Summary : Apple's first iPhone pricing gaff of having to take a $200 haircut from its original retail price showed one of the rare instances where Steve Jobs made a major blunder. It was probably the price Apple has to pay for having someone so brilliant. Apple may have stumbled, but it went on to revolutionize the world of smart-phones, obliterating it's competitors.

 

The Chip Insider –

September 21, 2007Maxims applied: Apple’s iFolly: pricing strategies with the iPhone

 

MAXIMS applied: the distillation of today’s strategic and tactical thrusts.

The iPhone pricing gaff of taking a $200 haircut from retail is one of the rare instances where Steve Jobs has made a major blunder. It’s probably the price Apple has to pay for having someone so brilliant. The problem is not in cutting the price. It is a fundamental principle that prices are far more difficult to raise than they are to cut. Entering the cellular handset market at an $800 selling price was clearly a gamble on Apple’s brand value. Lowering the price is the simple recognition that the gamble failed and it’s time to move on. Here’s the rub:

 

Everyone of the Apple faithful who waited in line to get an iPhone — some camping out for days — has just been made a fool. Every marketing pro in the world has marveled at Steve’s ability to launch products so successfully.
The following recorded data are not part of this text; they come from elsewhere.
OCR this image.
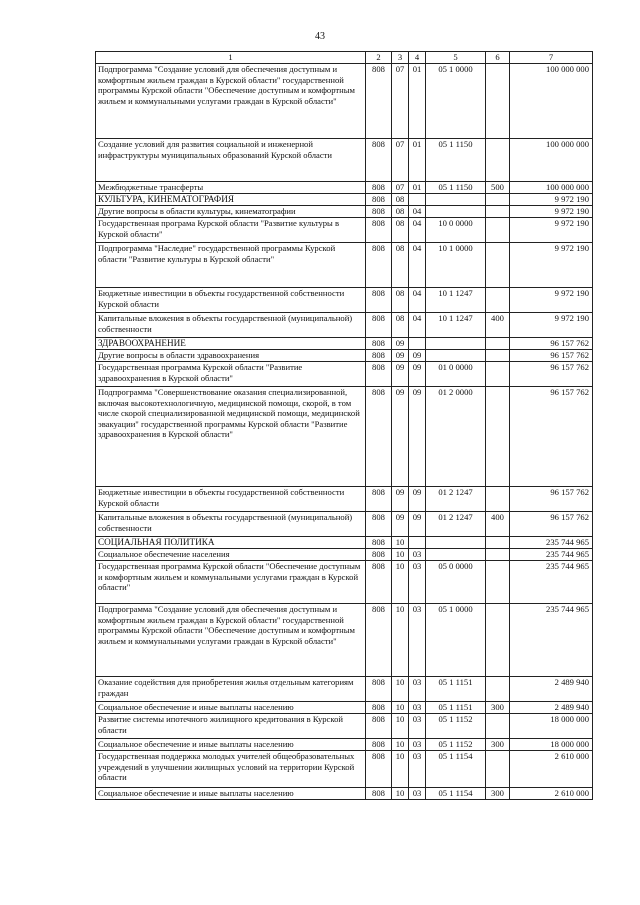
43
1	2	3	4	5	6	7
Подпрограмма "Создание условий для обеспечения доступным и комфортным жильем граждан в Курской области" государственной программы Курской области "Обеспечение доступным и комфортным жильем и коммунальными услугами граждан в Курской области"	808	07	01	05 1 0000		100 000 000
Создание условий для развития социальной и инженерной инфраструктуры муниципальных образований Курской области	808	07	01	05 1 1150		100 000 000
Межбюджетные трансферты	808	07	01	05 1 1150	500	100 000 000
КУЛЬТУРА, КИНЕМАТОГРАФИЯ	808	08				9 972 190
Другие вопросы в области культуры, кинематографии	808	08	04			9 972 190
Государственная програма Курской области "Развитие культуры в Курской области"	808	08	04	10 0 0000		9 972 190
Подпрограмма "Наследие" государственной программы Курской области "Развитие культуры в Курской области"	808	08	04	10 1 0000		9 972 190
Бюджетные инвестиции в объекты государственной собственности Курской области	808	08	04	10 1 1247		9 972 190
Капитальные вложения в объекты государственной (муниципальной) собственности	808	08	04	10 1 1247	400	9 972 190
ЗДРАВООХРАНЕНИЕ	808	09				96 157 762
Другие вопросы в области здравоохранения	808	09	09			96 157 762
Государственная программа Курской области "Развитие здравоохранения в Курской области"	808	09	09	01 0 0000		96 157 762
Подпрограмма "Совершенствование оказания специализированной, включая высокотехнологичную, медицинской помощи, скорой, в том числе скорой специализированной медицинской помощи, медицинской эвакуации" государственной программы Курской области "Развитие здравоохранения в Курской области"	808	09	09	01 2 0000		96 157 762
Бюджетные инвестиции в объекты государственной собственности Курской области	808	09	09	01 2 1247		96 157 762
Капитальные вложения в объекты государственной (муниципальной) собственности	808	09	09	01 2 1247	400	96 157 762
СОЦИАЛЬНАЯ ПОЛИТИКА	808	10				235 744 965
Социальное обеспечение населения	808	10	03			235 744 965
Государственная программа Курской области "Обеспечение доступным и комфортным жильем и коммунальными услугами граждан в Курской области"	808	10	03	05 0 0000		235 744 965
Подпрограмма "Создание условий для обеспечения доступным и комфортным жильем граждан в Курской области" государственной программы Курской области "Обеспечение доступным и комфортным жильем и коммунальными услугами граждан в Курской области"	808	10	03	05 1 0000		235 744 965
Оказание содействия для приобретения жилья отдельным категориям граждан	808	10	03	05 1 1151		2 489 940
Социальное обеспечение и иные выплаты населению	808	10	03	05 1 1151	300	2 489 940
Развитие системы ипотечного жилищного кредитования в Курской области	808	10	03	05 1 1152		18 000 000
Социальное обеспечение и иные выплаты населению	808	10	03	05 1 1152	300	18 000 000
Государственная поддержка молодых учителей общеобразовательных учреждений в улучшении жилищных условий на территории Курской области	808	10	03	05 1 1154		2 610 000
Социальное обеспечение и иные выплаты населению	808	10	03	05 1 1154	300	2 610 000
One of the biggest issues in selling tech products is to get the early adopters to opt in. Steve has managed to get around this by carefully building a cult of early Apple adopters who have total trust in the company to take care of them and bring “insanely great products” to market. How Apple dealt with the early adopters of the iPhone is a major disaster that will affect this company for years to come.

 

By adjusting price to demand, Apple created an extremely dicey marketing situation that was easy to overlook because companies cut prices every day and because it’s so easy to get greedy about the sales you’ve already made. But Apple failed to take into account its cult status. Next to Harley-Davidson, Apple is one of the few companies in the world with a logo that people will tattoo onto their bodies. This is phenomenal loyalty. Apple is almost a religion for these people. This pricing blunder is like the joke about “Jesus loves you; it’s just that he’s seeing someone else” — as all the early adopters have been taught a very bad lesson: don’t buy early because you may get burned. After all, dropping prices by $200 is a 25% cut.

 

If Apple is to act they need to act fast and decisively. So far they have acted slow. First they ignored the Apple faithful. Then they reacted with a $100 store credit that they made incredibly painful to get — especially for people who bought the phone at an Apple store where they only give receipts if you ask for one. It turns out that you need this receipt to get the refund, even though Apple has all the data about your purchase in its store computers. So, it’s another insult.

 

Now Apple argues that early adopters of the iPhone had the privilege of having something exclusive to show off for a couple of months. True, but when you make the Veblen good argument, you had damned well better keep your prices high, since it is price that determines exclusivity. Imagine what would happen if Toyota dropped Lexus prices to Camry levels: they would destroy two brands at once. This is essentially what Apple has done because it has dropped prices to typical high-end handset levels. So now, it’s nothing special and certainly nothing exclusive.

 

They couldn’t avoid this. But to maintain the special status of their early adopters, Apple should have rewarded them, not punished them. If Steve had been truly innovative on the pricing front, Apple would have come in with something greater than the $200 price cut — say an easy to get, free new video 8GB iPod Nano on top of the store credit. Otherwise people will say there are two things to learn this year, Don’t buy Chinese and wait to buy anything from Apple.

 

Maxim: “an expression of a general principle.”  – Webster’s Dictionary

 

Annexure :

Apple's first iPhone pricing gaff of having to take a $200 haircut from its original retail price showed one of the rare instances where Steve Jobs made a major blunder. It was probably the price Apple has to pay for having someone so brilliant. Apple may have stumbled, but it went on to revolutionize the world of smart-phones, obliterating it's competitors.